Fang Yongnian stood still, waiting.
“After changing the record, I kept feeling something wasn’t right,” she finally said. “But I couldn’t figure out what exactly was wrong. So I wanted to find the person who first called me asking if Dagang had taken cold medicine.”
“But that phone number wouldn’t go through anymore.”
Liu Yufang’s clouded eyes narrowed slightly. She lowered her head and began absentmindedly fiddling with the hem of her clothes.
“They told me four people died in the car accident, and that you were the only survivor, so I thought…”
She stopped speaking.
She thought—the one who survived was Ge Wenyao.

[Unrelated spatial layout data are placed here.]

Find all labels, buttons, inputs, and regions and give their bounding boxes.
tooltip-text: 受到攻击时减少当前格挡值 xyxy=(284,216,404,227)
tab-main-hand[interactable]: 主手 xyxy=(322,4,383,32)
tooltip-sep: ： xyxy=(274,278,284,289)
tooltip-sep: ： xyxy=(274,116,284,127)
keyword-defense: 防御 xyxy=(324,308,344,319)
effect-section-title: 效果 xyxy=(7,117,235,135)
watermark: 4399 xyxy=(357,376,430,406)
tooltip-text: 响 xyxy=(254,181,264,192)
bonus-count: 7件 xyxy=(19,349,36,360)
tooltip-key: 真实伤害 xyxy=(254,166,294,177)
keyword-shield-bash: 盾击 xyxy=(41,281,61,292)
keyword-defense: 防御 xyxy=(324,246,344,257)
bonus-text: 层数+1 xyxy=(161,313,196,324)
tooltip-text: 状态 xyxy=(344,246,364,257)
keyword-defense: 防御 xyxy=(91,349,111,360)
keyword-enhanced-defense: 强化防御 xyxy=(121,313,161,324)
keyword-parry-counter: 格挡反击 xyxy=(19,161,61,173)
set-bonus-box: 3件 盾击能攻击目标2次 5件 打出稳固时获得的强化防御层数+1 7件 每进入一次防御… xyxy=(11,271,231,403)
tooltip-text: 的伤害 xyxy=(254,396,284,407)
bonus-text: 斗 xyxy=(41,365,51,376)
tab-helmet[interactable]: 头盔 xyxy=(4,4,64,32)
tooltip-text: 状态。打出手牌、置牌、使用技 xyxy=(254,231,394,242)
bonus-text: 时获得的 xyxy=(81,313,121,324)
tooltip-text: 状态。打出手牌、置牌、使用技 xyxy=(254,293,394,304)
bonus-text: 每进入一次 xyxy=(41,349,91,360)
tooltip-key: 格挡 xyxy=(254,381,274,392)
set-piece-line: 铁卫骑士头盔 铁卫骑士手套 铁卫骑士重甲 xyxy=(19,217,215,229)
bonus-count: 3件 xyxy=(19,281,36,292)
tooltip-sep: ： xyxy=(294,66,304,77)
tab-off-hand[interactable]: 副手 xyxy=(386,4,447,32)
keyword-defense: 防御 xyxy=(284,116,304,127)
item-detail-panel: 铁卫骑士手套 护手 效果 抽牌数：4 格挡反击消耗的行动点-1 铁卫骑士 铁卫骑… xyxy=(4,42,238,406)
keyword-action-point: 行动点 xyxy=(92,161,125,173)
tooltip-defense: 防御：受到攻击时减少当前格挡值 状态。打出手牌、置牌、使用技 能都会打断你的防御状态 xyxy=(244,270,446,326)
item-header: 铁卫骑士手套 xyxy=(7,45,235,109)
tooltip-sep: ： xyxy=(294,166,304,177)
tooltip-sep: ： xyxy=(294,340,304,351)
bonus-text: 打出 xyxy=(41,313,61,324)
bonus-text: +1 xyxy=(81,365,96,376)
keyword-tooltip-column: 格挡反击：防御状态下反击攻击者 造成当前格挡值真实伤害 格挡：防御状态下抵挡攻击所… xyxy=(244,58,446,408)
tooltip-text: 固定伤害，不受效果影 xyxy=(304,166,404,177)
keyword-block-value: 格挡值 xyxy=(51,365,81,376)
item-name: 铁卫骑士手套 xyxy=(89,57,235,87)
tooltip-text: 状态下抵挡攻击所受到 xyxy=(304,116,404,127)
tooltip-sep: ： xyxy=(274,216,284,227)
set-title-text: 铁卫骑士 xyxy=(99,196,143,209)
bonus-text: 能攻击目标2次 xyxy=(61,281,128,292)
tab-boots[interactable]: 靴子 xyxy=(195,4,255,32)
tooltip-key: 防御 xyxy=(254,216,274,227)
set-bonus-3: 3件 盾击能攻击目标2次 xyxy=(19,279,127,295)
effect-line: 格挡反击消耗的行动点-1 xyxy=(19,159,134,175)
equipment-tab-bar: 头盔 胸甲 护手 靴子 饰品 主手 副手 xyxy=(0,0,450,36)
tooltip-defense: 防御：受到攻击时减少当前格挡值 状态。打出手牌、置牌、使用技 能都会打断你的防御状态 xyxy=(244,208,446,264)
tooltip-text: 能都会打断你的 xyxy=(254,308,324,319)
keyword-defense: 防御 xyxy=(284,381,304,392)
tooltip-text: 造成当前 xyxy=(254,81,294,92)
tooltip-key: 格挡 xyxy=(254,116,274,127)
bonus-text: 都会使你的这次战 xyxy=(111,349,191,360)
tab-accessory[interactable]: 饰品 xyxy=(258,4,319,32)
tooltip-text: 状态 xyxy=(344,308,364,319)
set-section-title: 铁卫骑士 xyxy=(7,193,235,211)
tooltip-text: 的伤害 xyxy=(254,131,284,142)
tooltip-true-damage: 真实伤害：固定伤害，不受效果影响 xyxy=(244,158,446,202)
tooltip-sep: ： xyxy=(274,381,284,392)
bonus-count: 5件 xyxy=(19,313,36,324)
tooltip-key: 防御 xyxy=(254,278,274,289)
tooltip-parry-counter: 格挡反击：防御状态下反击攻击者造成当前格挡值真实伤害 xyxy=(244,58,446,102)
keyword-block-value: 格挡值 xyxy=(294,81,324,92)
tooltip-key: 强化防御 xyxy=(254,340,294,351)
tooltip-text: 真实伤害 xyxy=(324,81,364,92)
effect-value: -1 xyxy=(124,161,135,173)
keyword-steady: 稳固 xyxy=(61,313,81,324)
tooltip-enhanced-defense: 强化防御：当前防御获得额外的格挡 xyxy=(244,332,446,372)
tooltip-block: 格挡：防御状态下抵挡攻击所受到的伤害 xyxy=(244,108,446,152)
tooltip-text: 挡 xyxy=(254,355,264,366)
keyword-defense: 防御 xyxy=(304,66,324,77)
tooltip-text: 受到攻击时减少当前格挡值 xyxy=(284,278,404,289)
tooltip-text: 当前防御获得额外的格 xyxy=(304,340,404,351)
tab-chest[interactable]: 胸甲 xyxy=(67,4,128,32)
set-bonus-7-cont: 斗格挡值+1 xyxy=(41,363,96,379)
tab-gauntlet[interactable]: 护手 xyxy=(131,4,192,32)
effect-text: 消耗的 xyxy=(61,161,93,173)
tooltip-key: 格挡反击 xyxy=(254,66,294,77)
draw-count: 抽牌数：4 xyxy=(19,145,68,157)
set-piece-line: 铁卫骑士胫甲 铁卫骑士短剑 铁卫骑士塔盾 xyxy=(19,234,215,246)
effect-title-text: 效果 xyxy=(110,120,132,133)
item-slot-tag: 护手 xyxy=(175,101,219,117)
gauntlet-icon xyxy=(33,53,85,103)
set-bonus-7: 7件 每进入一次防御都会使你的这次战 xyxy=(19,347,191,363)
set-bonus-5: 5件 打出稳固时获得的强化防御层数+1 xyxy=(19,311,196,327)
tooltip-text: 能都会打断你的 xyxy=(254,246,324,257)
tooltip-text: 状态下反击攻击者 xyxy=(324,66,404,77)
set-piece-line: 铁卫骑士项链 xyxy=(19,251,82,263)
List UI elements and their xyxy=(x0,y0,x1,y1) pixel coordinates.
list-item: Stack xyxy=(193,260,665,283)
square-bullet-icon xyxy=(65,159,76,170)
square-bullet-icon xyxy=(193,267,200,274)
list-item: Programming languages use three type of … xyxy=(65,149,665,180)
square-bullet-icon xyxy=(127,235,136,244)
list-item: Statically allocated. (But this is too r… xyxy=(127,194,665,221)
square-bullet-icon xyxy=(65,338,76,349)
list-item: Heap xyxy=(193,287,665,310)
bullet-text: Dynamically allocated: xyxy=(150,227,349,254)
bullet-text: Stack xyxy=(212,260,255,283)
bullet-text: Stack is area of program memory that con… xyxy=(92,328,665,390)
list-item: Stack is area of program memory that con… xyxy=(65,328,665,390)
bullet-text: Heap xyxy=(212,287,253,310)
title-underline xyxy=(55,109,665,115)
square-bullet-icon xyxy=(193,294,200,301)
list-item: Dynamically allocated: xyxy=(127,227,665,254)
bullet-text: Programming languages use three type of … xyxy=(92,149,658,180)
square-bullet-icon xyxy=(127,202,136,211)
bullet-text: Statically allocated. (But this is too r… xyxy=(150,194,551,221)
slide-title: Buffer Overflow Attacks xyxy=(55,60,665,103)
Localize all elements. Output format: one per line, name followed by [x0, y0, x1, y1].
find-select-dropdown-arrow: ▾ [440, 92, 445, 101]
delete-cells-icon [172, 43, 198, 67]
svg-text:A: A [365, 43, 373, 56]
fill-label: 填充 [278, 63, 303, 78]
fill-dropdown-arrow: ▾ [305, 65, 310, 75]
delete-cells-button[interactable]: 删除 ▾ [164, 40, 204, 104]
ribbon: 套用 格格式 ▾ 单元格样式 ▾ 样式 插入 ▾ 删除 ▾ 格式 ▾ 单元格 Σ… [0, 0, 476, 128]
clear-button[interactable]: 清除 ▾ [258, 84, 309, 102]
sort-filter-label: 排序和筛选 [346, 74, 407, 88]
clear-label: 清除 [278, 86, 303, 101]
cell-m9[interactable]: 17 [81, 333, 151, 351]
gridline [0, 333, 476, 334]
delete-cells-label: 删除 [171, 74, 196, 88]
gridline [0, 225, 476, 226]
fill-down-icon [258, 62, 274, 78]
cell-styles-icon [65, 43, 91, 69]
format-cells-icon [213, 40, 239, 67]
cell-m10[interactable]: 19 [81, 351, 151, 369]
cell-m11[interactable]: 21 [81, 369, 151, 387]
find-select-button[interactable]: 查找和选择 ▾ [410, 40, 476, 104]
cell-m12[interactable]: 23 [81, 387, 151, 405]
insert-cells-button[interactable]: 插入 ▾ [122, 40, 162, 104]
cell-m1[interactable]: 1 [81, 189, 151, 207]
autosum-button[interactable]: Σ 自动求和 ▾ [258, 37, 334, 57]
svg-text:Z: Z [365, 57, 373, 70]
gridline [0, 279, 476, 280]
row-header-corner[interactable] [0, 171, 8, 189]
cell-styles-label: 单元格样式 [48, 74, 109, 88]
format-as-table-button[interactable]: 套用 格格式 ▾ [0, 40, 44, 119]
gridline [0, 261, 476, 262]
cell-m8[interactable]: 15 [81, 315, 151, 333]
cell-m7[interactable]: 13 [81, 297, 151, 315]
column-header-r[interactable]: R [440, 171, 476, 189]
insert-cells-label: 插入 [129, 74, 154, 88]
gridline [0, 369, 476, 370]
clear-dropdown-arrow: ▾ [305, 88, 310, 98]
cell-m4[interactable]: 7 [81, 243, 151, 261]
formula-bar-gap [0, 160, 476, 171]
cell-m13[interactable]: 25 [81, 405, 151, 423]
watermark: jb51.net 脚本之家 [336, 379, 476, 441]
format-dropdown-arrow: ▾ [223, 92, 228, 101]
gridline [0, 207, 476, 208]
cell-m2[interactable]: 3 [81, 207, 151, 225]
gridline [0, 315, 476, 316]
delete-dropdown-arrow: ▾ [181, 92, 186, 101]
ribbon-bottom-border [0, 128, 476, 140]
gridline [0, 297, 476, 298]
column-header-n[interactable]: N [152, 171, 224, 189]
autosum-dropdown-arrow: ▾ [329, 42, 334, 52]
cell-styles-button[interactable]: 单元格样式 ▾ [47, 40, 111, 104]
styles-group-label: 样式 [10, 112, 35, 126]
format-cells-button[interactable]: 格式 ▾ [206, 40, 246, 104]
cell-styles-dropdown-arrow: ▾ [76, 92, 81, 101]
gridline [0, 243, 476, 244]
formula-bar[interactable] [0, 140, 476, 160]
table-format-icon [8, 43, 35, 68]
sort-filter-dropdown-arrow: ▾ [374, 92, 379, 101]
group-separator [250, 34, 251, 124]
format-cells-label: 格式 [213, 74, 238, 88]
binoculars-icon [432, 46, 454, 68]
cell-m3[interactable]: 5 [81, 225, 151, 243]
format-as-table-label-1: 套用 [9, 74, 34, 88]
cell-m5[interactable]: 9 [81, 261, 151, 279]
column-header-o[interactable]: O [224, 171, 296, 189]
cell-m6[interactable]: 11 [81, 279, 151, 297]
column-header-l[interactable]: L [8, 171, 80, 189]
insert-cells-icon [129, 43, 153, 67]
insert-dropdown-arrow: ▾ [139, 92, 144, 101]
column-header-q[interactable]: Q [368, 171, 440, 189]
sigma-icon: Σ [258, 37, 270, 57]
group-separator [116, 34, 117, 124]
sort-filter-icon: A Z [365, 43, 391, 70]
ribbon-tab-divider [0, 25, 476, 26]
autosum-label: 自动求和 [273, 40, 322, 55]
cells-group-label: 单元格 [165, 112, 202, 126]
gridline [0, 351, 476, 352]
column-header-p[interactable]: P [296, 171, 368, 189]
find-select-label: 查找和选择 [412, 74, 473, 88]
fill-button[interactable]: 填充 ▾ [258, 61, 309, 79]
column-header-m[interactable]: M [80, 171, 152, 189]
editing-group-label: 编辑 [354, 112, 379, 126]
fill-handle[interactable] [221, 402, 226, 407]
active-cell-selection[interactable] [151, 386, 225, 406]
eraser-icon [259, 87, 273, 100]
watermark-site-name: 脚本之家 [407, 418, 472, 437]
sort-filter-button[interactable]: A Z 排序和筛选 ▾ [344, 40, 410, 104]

“I found your phone number in the accident registration records. I didn’t have my phone with me at the time, so I borrowed the security guard’s phone.”
Fang Yongnian raised his eyebrows.
She was lying.
If she had only wanted to ask a question, her first words wouldn’t have been ‘Did you receive the money?’
If Ge Wenyao had merely called to ask about cold medicine, there was no way she would have known he was going to be in the car as well.
Most importantly, why would she assume that the person who called her was the one who had survived?
“Did Wang Dagang receive any other money?” Fang Yongnian was silent for a moment before suddenly asking.
Liu Yufang’s head jerked up. The wrinkles carved deep by years of hardship twisted her face into something almost feral.
“Wang Dagang received other money, that’s why you called me.” Fang Yongnian repeated, this time as a statement rather than a question.
This Liu Yufang knew far more than she had said.
For the first time in four years, he was only one step away from the truth.